Al-Azhar Mosque is a mosque in Islamic Cairo in Egypt. Al-Mu‘izz li-Dīn Allāh of the Fatimid Caliphate commissioned its construction for the newly-established capital city in 970. Its name is usually thought to allude to the Islamic prophet Muhammad's daughter Fatimah, a revered figure in Islam who was given the title az-Zahrā′ ("the shining one"). It was the first mosque established in Cairo, a city that has since gained the nickname "the city of a thousand minarets."[nb 1]
After its dedication in 972, and with the hiring by mosque authorities of 35 scholars in 989, the mosque slowly developed into what is today the second oldest continuously run university in the world after Al Karaouine. Al-Azhar University has long been regarded as the foremost institution in the Islamic world for the study of Sunni theology and sharia, or Islamic law. The university, integrated within the mosque as part of a mosque school since its inception, was nationalized and officially designated an independent university in 1961, following the Egyptian Revolution of 1952.
Over the course of its over a millennium-long history, the mosque has been alternately neglected and highly regarded.

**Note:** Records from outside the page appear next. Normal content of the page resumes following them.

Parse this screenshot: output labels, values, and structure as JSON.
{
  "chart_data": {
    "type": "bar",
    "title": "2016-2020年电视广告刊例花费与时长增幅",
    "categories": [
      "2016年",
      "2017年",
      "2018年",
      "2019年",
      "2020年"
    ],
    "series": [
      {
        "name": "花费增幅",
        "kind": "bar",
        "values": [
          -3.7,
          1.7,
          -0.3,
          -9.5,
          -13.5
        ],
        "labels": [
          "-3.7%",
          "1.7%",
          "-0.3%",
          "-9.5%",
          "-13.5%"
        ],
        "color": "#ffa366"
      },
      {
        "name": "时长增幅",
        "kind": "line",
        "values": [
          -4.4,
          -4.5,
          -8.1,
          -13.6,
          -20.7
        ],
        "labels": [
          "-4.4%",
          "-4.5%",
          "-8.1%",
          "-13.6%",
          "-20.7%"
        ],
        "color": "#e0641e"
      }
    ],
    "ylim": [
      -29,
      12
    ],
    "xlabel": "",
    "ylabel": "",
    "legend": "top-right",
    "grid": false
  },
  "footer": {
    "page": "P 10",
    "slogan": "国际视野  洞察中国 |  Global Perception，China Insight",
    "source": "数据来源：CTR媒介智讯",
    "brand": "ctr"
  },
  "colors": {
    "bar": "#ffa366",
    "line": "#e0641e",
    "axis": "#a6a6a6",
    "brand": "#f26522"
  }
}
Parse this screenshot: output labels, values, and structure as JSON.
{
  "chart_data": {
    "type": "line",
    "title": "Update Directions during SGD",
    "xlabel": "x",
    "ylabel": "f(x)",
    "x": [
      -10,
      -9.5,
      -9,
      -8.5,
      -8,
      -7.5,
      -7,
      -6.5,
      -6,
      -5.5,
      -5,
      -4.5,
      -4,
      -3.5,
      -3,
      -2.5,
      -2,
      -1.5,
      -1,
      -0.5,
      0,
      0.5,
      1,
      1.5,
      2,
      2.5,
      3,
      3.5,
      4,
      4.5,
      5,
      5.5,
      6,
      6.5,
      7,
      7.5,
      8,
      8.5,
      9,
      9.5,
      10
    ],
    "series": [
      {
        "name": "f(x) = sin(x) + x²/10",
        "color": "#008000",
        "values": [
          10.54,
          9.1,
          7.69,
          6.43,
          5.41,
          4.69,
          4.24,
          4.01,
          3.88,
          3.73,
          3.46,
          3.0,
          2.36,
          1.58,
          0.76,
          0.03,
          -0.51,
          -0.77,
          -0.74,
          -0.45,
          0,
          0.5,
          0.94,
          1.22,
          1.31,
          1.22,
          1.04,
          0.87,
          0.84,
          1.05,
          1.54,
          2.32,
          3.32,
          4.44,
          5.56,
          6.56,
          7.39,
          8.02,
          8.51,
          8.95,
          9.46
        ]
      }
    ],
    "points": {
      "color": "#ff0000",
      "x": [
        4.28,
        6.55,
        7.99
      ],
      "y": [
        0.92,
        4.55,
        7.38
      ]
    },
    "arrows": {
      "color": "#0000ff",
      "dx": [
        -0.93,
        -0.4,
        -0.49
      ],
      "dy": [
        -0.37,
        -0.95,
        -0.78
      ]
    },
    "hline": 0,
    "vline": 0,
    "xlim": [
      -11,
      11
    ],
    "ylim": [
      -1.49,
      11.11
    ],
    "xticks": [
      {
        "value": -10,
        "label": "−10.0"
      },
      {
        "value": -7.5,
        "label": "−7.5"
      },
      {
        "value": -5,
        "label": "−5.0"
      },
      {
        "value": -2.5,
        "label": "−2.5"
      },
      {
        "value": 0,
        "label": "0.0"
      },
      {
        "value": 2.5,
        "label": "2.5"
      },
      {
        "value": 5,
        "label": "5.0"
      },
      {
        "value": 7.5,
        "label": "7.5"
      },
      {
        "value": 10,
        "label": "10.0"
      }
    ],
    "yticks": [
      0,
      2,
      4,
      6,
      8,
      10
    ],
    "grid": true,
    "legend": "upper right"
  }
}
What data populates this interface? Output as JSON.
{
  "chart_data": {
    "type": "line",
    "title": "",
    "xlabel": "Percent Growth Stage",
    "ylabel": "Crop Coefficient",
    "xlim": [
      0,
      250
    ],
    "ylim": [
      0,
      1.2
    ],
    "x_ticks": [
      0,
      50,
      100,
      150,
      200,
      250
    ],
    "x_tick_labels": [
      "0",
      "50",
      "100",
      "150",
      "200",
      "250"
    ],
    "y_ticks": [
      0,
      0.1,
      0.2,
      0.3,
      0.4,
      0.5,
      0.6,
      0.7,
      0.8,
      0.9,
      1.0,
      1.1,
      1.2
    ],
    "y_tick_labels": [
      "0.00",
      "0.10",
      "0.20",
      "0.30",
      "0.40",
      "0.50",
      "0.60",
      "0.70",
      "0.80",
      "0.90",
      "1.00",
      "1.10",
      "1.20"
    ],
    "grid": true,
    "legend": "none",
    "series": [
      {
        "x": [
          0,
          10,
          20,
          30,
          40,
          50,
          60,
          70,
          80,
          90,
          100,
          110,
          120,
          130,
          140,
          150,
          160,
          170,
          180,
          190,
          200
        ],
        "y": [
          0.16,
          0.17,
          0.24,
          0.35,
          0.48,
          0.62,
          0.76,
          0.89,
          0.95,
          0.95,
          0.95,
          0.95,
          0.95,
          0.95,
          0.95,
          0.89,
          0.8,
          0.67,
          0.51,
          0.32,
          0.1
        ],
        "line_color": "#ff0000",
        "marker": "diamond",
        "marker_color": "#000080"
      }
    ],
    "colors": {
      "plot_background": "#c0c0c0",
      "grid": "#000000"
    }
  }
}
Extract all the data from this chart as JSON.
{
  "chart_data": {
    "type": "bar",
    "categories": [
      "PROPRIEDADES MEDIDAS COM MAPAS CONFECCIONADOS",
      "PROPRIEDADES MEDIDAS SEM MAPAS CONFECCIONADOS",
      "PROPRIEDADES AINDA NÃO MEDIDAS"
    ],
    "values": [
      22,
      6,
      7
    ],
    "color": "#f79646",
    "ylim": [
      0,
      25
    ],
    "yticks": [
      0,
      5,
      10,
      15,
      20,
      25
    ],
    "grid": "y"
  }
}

Because it was founded as an Ismāʿīli institution, Saladin and the Sunni Ayyubid dynasty that he founded shunned al-Azhar, removing its status as a congregational mosque and denying stipends to students and teachers at its school. These moves were reversed under the Mamluk Sultanate, under whose rule numerous expansions and renovations took place. Later rulers of Egypt showed differing degrees of deference to the mosque and provided widely varying levels of financial assistance, both to the school and to the upkeep of the mosque. Today, al-Azhar remains a deeply influential institution in Egyptian society and a symbol of Islamic Egypt.